One of the women in the group on the trail had said, "You've got quite a hill ahead of you." I generally don't like such heads-up comments, as I'd rather discover what lies ahead for myself; but she was right. The climb up from Waterfall Gorge (more gully than gorge) was long and nearly straight up to the ridge top, two slow and taxing kilometers in the heat of the afternoon. But I felt strong, felt like I was gaining strength with each day we spent walking. When I finally reached the top, I didn't stop, but set off westwards along the ridge, another couple kilometers to the campsite, where for a time I sat alone on the rocky outcropping gazing out over Ormiston Pound.

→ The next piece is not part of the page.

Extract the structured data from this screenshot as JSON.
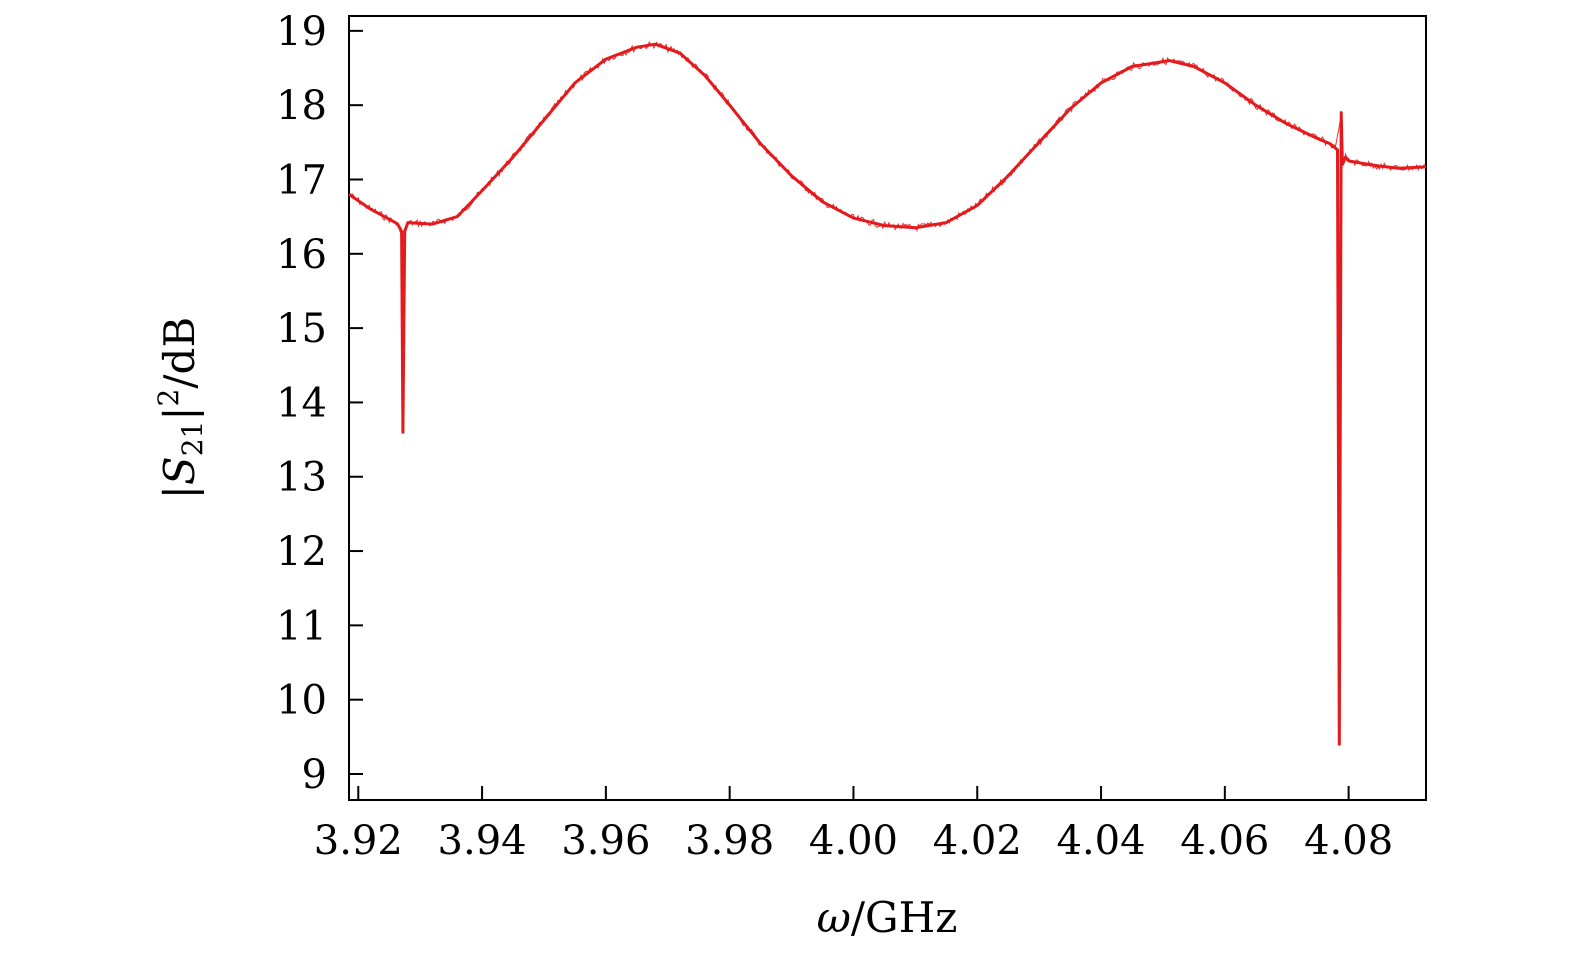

Later, after I'd put up the tent and Rachael had gathered firewood, we sat together on the outcropping to watch the sun set. Rachael made tea on the small stove and I read aloud a story from a small volume of Tolstoy called Twenty-three Tales. We had made a habit of these readings in the evenings, usually while Rachael cooked. Most of the stories, written in the 1880s and 1890s, were Christian parables about Russian peasants who learned or modeled loving patience and generosity. On this night I read, "A Spark Neglected Burns the House."

Before dark Chris and Krystal appeared, and later we shared a fire again. We talked of Australian films, and I named the few I had seen, and they named others I should see. Rachael said Rabbit-Proof Fence and Ten Canoes; Chris said Kangaroo Jack and Wog Boy.

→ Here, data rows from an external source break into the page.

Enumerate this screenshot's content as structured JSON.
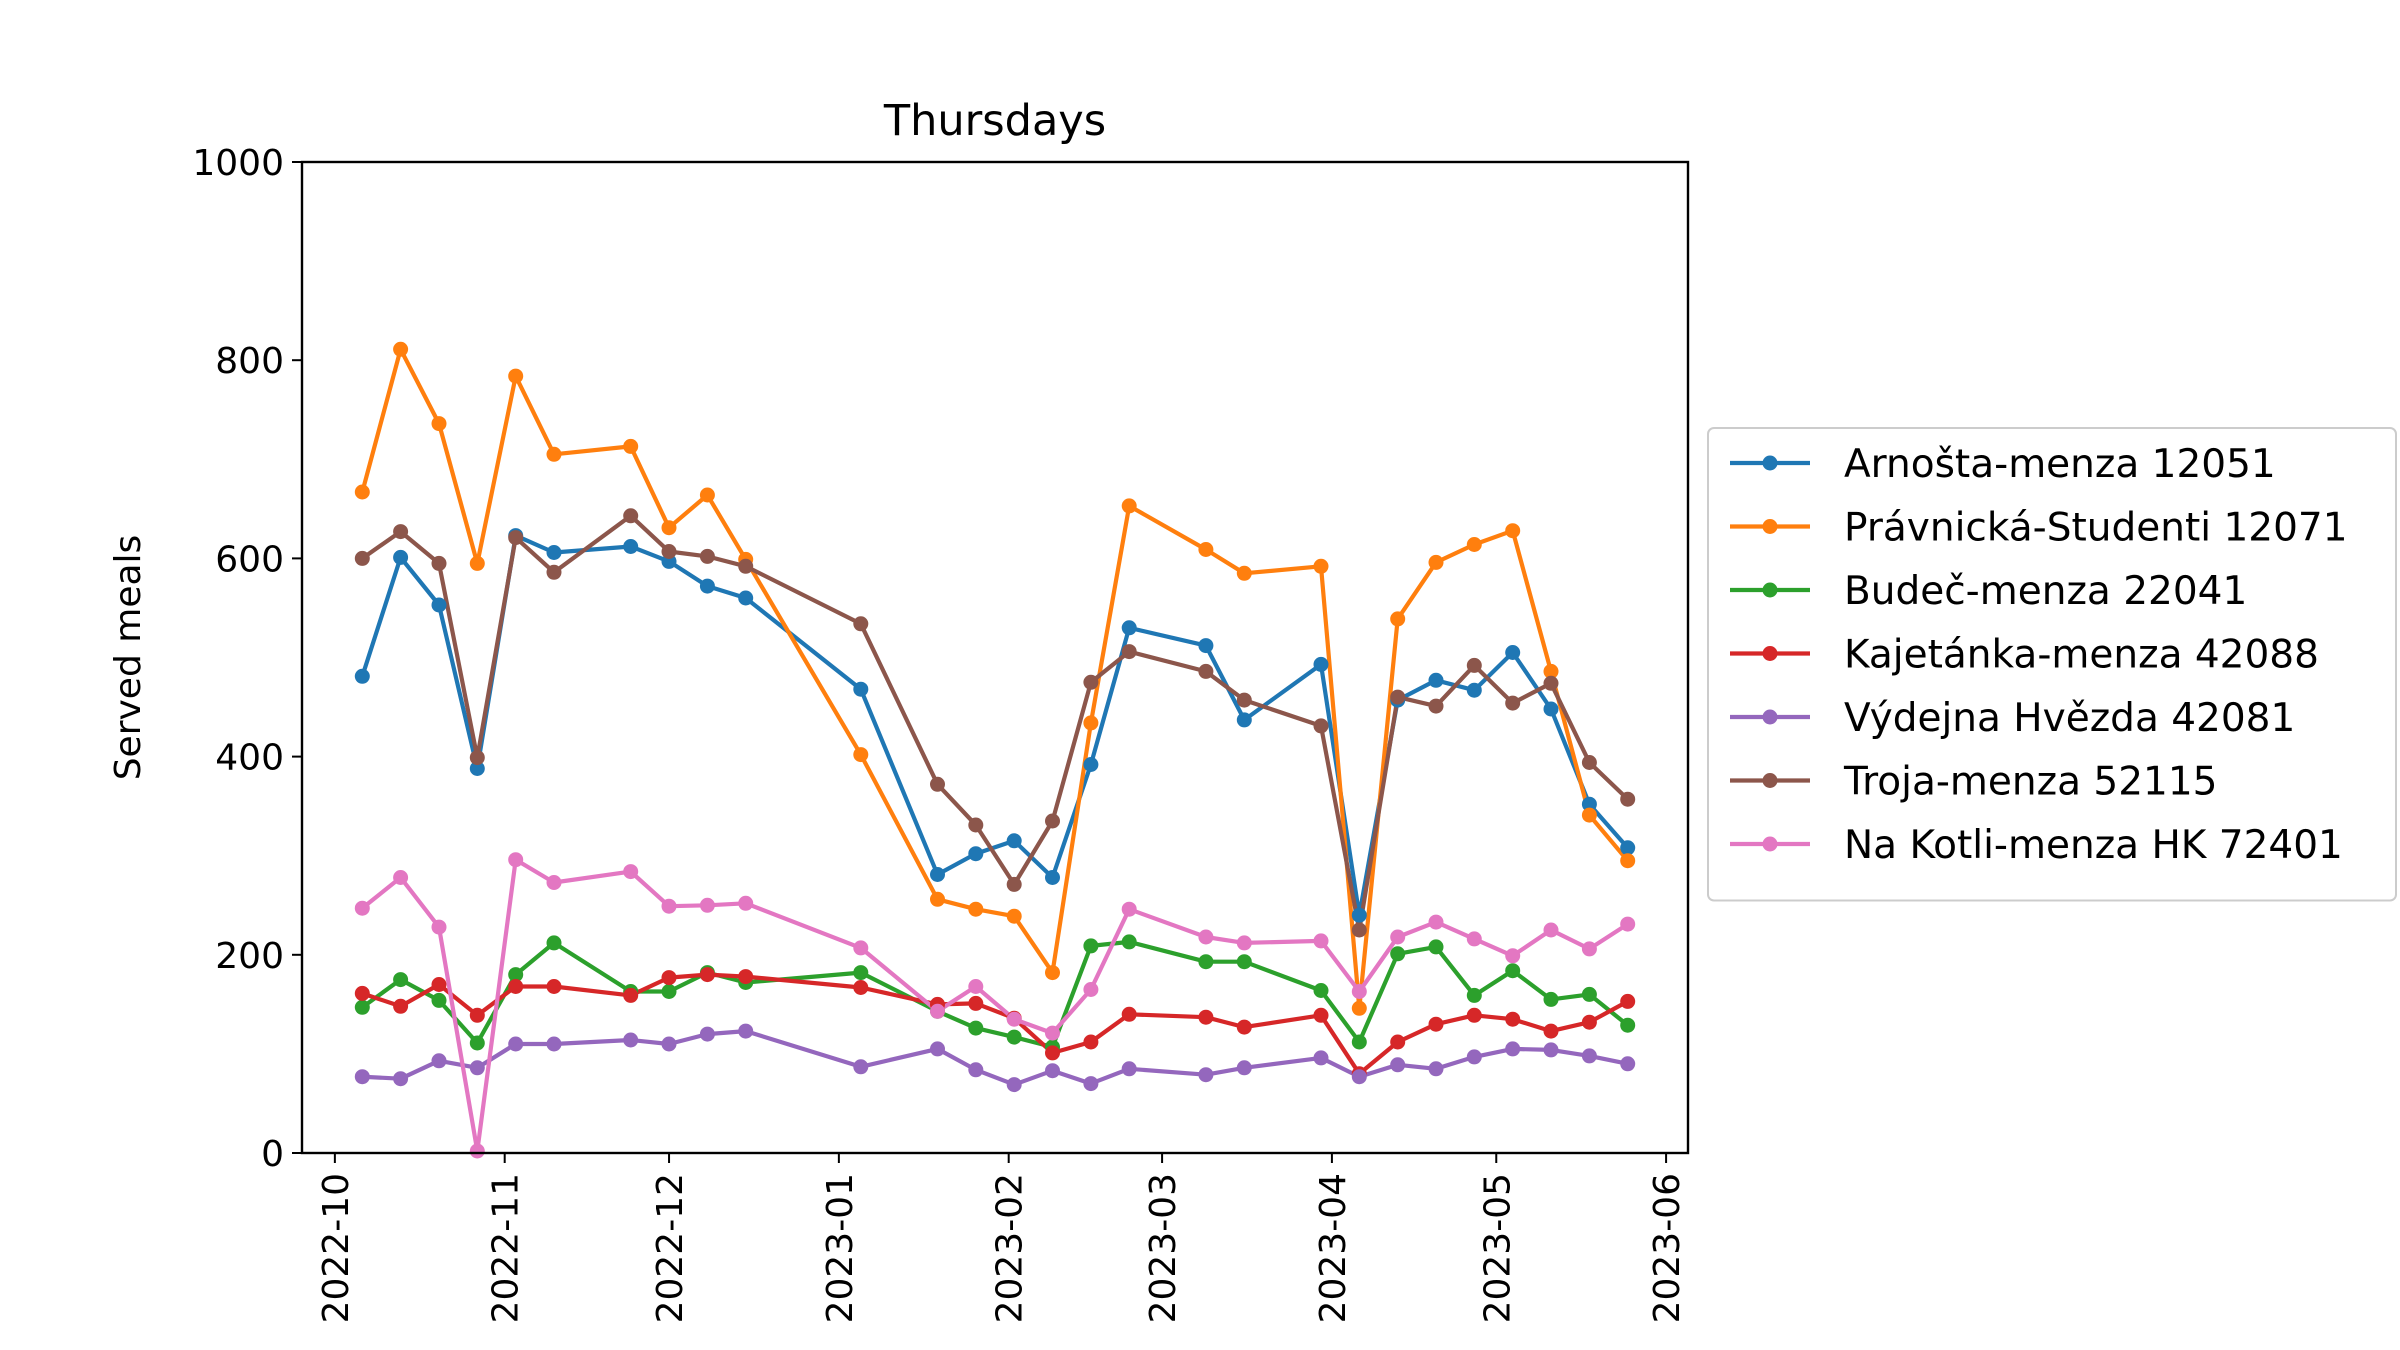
{
  "chart_data": {
    "type": "line",
    "title": "Thursdays",
    "xlabel": "",
    "ylabel": "Served meals",
    "ylim": [
      0,
      1000
    ],
    "xlim": [
      "2022-09-25",
      "2023-06-05"
    ],
    "yticks": [
      "0",
      "200",
      "400",
      "600",
      "800",
      "1000"
    ],
    "xticks": [
      {
        "date": "2022-10-01",
        "label": "2022-10"
      },
      {
        "date": "2022-11-01",
        "label": "2022-11"
      },
      {
        "date": "2022-12-01",
        "label": "2022-12"
      },
      {
        "date": "2023-01-01",
        "label": "2023-01"
      },
      {
        "date": "2023-02-01",
        "label": "2023-02"
      },
      {
        "date": "2023-03-01",
        "label": "2023-03"
      },
      {
        "date": "2023-04-01",
        "label": "2023-04"
      },
      {
        "date": "2023-05-01",
        "label": "2023-05"
      },
      {
        "date": "2023-06-01",
        "label": "2023-06"
      }
    ],
    "grid": false,
    "legend_position": "right",
    "x": [
      "2022-10-06",
      "2022-10-13",
      "2022-10-20",
      "2022-10-27",
      "2022-11-03",
      "2022-11-10",
      "2022-11-24",
      "2022-12-01",
      "2022-12-08",
      "2022-12-15",
      "2023-01-05",
      "2023-01-19",
      "2023-01-26",
      "2023-02-02",
      "2023-02-09",
      "2023-02-16",
      "2023-02-23",
      "2023-03-09",
      "2023-03-16",
      "2023-03-30",
      "2023-04-06",
      "2023-04-13",
      "2023-04-20",
      "2023-04-27",
      "2023-05-04",
      "2023-05-11",
      "2023-05-18",
      "2023-05-25"
    ],
    "series": [
      {
        "name": "Arnošta-menza 12051",
        "color": "#1f77b4",
        "values": [
          481,
          601,
          553,
          388,
          623,
          606,
          612,
          597,
          572,
          560,
          468,
          281,
          302,
          315,
          278,
          392,
          530,
          512,
          437,
          493,
          240,
          457,
          477,
          467,
          505,
          448,
          352,
          308
        ]
      },
      {
        "name": "Právnická-Studenti 12071",
        "color": "#ff7f0e",
        "values": [
          667,
          811,
          736,
          595,
          784,
          705,
          713,
          631,
          664,
          599,
          402,
          256,
          246,
          239,
          182,
          434,
          653,
          609,
          585,
          592,
          146,
          539,
          596,
          614,
          628,
          486,
          341,
          295
        ]
      },
      {
        "name": "Budeč-menza 22041",
        "color": "#2ca02c",
        "values": [
          147,
          175,
          154,
          111,
          180,
          212,
          163,
          163,
          182,
          172,
          182,
          143,
          126,
          117,
          107,
          209,
          213,
          193,
          193,
          164,
          112,
          201,
          208,
          159,
          184,
          155,
          160,
          129
        ]
      },
      {
        "name": "Kajetánka-menza 42088",
        "color": "#d62728",
        "values": [
          161,
          148,
          170,
          139,
          168,
          168,
          159,
          177,
          180,
          178,
          167,
          150,
          151,
          136,
          101,
          112,
          140,
          137,
          127,
          139,
          80,
          112,
          130,
          139,
          135,
          123,
          132,
          153
        ]
      },
      {
        "name": "Výdejna Hvězda 42081",
        "color": "#9467bd",
        "values": [
          77,
          75,
          93,
          86,
          110,
          110,
          114,
          110,
          120,
          123,
          87,
          105,
          84,
          69,
          83,
          70,
          85,
          79,
          86,
          96,
          77,
          89,
          85,
          97,
          105,
          104,
          98,
          90
        ]
      },
      {
        "name": "Troja-menza 52115",
        "color": "#8c564b",
        "values": [
          600,
          627,
          595,
          399,
          621,
          586,
          643,
          607,
          602,
          592,
          534,
          372,
          331,
          271,
          335,
          475,
          506,
          486,
          457,
          431,
          225,
          460,
          451,
          492,
          454,
          474,
          394,
          357
        ]
      },
      {
        "name": "Na Kotli-menza HK 72401",
        "color": "#e377c2",
        "values": [
          247,
          278,
          228,
          2,
          296,
          273,
          284,
          249,
          250,
          252,
          207,
          143,
          168,
          135,
          121,
          165,
          246,
          218,
          212,
          214,
          163,
          218,
          233,
          216,
          199,
          225,
          206,
          231
        ]
      }
    ]
  }
}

Chris also talked about his desire to join NORFORCE (North-West Mobile Force), an official but from what I could tell quasi military regiment that patrols northern Australia, especially near the coast, engaging in surveillance and reconnaissance missions. The force was established in the 1980s, but harkens back to World War II, when a similar group was organized in the face of a feared Japanese invasion. I'm not quite sure what the threat is today, drug smuggling I think, potentially the Chinese too, maybe the Asian horde in general (though that last is not really fair; Australia seems pretty open to Asian immigrants). Over half of the regiment is made up of Aboriginal men, and they are valued for their bush skills (sort of like American Indian scouts in the 19th century?). From what Chris said, I'd guess he's drawn partly out of patriotism, partly by a strong anti-drug position, but mostly by the opportunity to go on backcountry scouting expeditions. It's the sort of challenge that appeals to him, not unrelated to camel racing or hiking the Larapinta.